The surcharge on domestic companies whose taxable income exceeds Rs 10 crore has been increased to 10% from 5%. Foreign companies with taxable income exceeding R10 crore will shell out 5% as surcharge against 2% earlier.
"Tax on the super-rich was perhaps a compulsion on the part of the FM to raise additional revenue to address fiscal deficit. However, the increase of surcharge by almost 100% on Indian as well as foreign companies may not go down well with the corporate sector," said Sanjay Sanghvi, partner at legal advisory firm c.
Budget 2013 proposes to extend the concessional tax rate of 15% on dividend received from a foreign subsidiary company for the 2014 fiscal. Similarly, dividends distributed by foreign subsidiaries to their parent Indian firms will not come under the dividend distribution tax (DDT) net.
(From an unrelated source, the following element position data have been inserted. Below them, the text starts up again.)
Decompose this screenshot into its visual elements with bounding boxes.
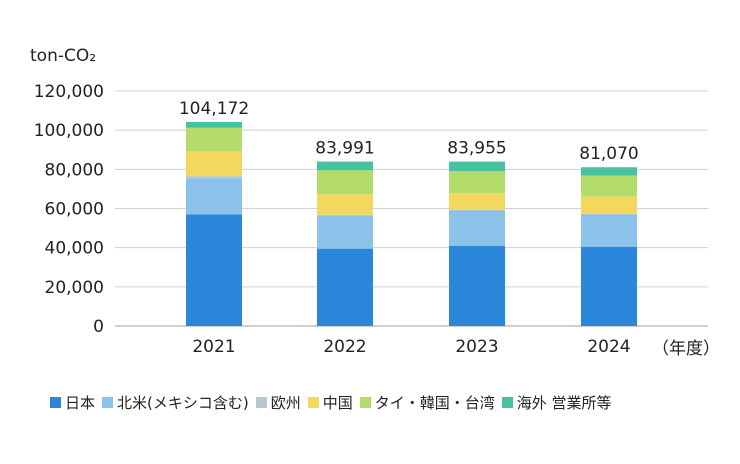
y-tick-label: 40,000 [45,239,104,259]
bar-segment [581,214,637,246]
bar-segment [449,162,505,172]
legend-swatch [50,397,61,408]
y-tick-label: 0 [93,317,104,337]
legend-label: 海外 営業所等 [517,392,612,413]
bar-segment [581,167,637,175]
y-tick-label: 100,000 [34,121,104,141]
y-tick-label: 20,000 [45,278,104,298]
legend-label: 日本 [65,392,95,413]
legend-item: 中国 [308,392,353,413]
chart-legend: 日本 北米(メキシコ含む) 欧州 中国 タイ・韓国・台湾 海外 営業所等 [50,392,730,413]
legend-item: 日本 [50,392,95,413]
bar-segment [317,215,373,216]
legend-swatch [102,397,113,408]
bar-segment [449,171,505,193]
total-data-label: 83,991 [315,139,374,159]
bar-segment [449,246,505,326]
bar-segment [186,176,242,178]
legend-swatch [502,397,513,408]
x-tick-label: 2022 [323,337,366,357]
bar-segment [581,176,637,197]
legend-item: 欧州 [256,392,301,413]
legend-label: タイ・韓国・台湾 [375,392,495,413]
total-data-label: 104,172 [179,99,249,119]
x-tick-label: 2024 [587,337,630,357]
bar-segment [317,194,373,215]
legend-swatch [256,397,267,408]
bar-segment [449,210,505,245]
bar-segment [186,151,242,176]
y-tick-label: 80,000 [45,160,104,180]
legend-swatch [360,397,371,408]
bar-segment [317,162,373,171]
bar-segment [186,128,242,152]
bar-segment [186,122,242,128]
bar-segment [186,178,242,214]
x-tick-label: 2021 [192,337,235,357]
bar-segment [449,193,505,210]
bar-segment [449,210,505,211]
y-axis-unit-label: ton-CO₂ [30,46,96,66]
y-tick-label: 120,000 [34,82,104,102]
bar-segment [581,247,637,326]
legend-label: 欧州 [271,392,301,413]
bar-segment [317,170,373,194]
y-tick-label: 60,000 [45,200,104,220]
bar-segment [581,197,637,214]
x-axis-unit-label: （年度） [652,334,720,359]
legend-label: 北米(メキシコ含む) [117,392,249,413]
legend-item: 北米(メキシコ含む) [102,392,249,413]
legend-label: 中国 [323,392,353,413]
legend-item: タイ・韓国・台湾 [360,392,495,413]
legend-swatch [308,397,319,408]
total-data-label: 83,955 [447,139,506,159]
total-data-label: 81,070 [579,144,638,164]
legend-item: 海外 営業所等 [502,392,612,413]
x-tick-label: 2023 [455,337,498,357]
bar-segment [317,249,373,326]
bar-segment [317,215,373,248]
bar-segment [186,214,242,326]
"The proposal to do away with DDT for dividends received by Indian firms from their foreign subsidiaries is beneficial for companies with significant overseas operation. This cascading effect, which was earlier only for domestic subsidiaries, is now going to be available for the foreign ones as well. So there is an alignment of both which is positive," said Subramaniam Krishnan, partner, financial services & taxation at consulting and audit firm Ernst & Young. "The surcharge hike means more cash outflow for companies. But the FM wanted to widen his tax collection net," he said. "Even though the magnitude of hike was unexpected, the FM could have increased the base rate of tax which he didn't, and that is a positive."
The recent past has seen many leading Indian companies increasing the quantum of royalties to be paid to the foreign parent company. Hindustan Unilever recently increased the royalty payment to Unilever from the current 1.4% of turnover to 3.15% in a phased manner till March 31, 2018. ACC and Ambuja Cements increased the quantum of royalty to Holcim to 1% of net sales. An analysis by proxy advisory firm IIAS shows that ever since the government relaxed the restrictions on royalty payment in December 2009, the top 20 royalty paying companies have remitted R3,601 crore as royalty payments, up from R1,196 crore five years ago.